Analytical Ultracentrifugation—Sedimentation equilibrium analysis was performed in a Beckman Optima XL-1 analytical ultracentrifuge using an An-60Ti rotor and an absorbance optical system. A six-channel equilibrium centerpiece equipped with sapphire windows was used to run three sample-solvent pairs simultaneously. Sample and solvent volumes were 110 and 125 µl, respectively. Data were collected at 4 °C at speeds of 15,000, 20,000, and 25,000 rpm on samples at three concentrations ranging from 5 to 14 µM for apo-CusB and 5 to 14 µM CusB with 10–28 µM AgNO3 for CusB-Ag(I). Samples were allowed to equilibrate for 12 h at each speed, after which five replicate scans were taken every 4 h in a step size of 0.005 cm. These scans, spaced 4 h apart, were overlaid to determine whether equilibrium had been established. Final equilibrium scans were then performed in a step size of 0.001 cm, and absorbance was monitored at 280 and 255 nm. Fifteen replicate scans were taken and averaged at every radial increment.

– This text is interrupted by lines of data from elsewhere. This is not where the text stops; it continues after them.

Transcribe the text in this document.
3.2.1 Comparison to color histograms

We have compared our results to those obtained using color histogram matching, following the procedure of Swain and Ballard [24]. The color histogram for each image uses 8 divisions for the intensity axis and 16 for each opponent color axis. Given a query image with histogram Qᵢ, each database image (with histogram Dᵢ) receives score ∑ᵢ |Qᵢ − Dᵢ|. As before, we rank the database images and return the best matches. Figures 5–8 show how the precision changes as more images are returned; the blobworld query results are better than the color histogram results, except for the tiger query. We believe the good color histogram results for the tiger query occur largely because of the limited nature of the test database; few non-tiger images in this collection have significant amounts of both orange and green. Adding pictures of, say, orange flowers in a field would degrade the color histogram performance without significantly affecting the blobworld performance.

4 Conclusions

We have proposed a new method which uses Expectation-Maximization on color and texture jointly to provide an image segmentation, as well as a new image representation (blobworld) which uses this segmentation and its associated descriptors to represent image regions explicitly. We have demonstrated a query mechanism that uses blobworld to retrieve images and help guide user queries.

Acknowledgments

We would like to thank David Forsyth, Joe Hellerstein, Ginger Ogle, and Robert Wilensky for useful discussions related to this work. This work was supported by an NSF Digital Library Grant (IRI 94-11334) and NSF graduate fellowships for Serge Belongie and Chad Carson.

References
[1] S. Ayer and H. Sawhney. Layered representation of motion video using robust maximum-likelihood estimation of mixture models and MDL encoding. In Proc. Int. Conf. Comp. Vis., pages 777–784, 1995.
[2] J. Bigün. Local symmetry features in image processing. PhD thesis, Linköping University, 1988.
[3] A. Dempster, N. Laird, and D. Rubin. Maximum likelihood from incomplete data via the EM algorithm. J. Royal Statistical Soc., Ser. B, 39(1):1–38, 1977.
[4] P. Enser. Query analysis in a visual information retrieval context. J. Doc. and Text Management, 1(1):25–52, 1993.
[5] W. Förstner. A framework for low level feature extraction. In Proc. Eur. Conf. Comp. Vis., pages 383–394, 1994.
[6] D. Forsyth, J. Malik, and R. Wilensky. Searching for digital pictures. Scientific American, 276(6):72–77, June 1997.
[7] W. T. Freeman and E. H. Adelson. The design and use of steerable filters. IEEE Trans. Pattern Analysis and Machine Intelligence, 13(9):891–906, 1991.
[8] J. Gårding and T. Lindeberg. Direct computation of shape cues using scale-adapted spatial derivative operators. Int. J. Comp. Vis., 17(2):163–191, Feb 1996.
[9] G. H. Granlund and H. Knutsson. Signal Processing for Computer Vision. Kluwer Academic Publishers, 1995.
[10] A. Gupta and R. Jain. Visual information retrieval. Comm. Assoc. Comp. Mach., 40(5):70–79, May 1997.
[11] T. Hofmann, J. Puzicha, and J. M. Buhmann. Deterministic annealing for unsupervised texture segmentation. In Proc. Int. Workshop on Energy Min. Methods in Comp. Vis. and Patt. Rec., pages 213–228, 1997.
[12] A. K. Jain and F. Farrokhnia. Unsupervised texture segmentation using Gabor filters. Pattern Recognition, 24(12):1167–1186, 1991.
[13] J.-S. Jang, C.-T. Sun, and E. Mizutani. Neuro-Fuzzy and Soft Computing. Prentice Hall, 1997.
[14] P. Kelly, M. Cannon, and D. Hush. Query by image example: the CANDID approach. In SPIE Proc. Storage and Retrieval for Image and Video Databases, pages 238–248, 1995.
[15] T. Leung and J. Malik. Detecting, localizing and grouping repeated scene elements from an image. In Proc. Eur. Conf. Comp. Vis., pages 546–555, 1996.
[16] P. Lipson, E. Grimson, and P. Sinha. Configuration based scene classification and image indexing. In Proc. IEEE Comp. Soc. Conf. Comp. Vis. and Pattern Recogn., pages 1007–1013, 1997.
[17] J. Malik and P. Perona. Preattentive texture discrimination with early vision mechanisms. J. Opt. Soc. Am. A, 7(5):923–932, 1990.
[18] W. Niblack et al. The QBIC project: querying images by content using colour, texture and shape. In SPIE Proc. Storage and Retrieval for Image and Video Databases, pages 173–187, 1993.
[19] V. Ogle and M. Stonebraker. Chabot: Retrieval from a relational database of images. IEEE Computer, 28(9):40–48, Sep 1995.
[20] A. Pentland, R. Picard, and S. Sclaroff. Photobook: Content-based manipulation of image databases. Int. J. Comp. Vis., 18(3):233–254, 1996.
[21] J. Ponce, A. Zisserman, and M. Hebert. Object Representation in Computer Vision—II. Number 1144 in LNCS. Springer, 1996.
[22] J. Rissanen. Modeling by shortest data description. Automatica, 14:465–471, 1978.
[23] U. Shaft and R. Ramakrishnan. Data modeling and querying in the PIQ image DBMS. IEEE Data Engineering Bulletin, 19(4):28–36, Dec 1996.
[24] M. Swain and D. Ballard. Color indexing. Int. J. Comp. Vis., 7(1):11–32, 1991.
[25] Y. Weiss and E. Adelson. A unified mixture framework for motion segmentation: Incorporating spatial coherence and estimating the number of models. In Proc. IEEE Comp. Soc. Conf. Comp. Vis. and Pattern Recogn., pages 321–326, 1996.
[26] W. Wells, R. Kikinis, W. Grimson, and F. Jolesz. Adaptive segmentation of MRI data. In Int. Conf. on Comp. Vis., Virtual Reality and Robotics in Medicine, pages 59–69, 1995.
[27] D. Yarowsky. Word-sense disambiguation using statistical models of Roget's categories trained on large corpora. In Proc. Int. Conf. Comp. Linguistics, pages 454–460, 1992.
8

The SEDNTERP program (28) was used to calculate the partial specific volume (0.7318 ml/g) and the buffer density (1.00605 g/ml) at 4 °C. The base-line offset was constrained to
0.04 for all the data sets. The distribution of single ideal species and monomer-dimer/monomer-trimer equilibrium species was analyzed according to equations described by McRorie and Voelker (29). All fits were done by nonlinear least square analysis of the primary data using the general curve fit function of Kaleidagraph version 3.51 (Synergy Software).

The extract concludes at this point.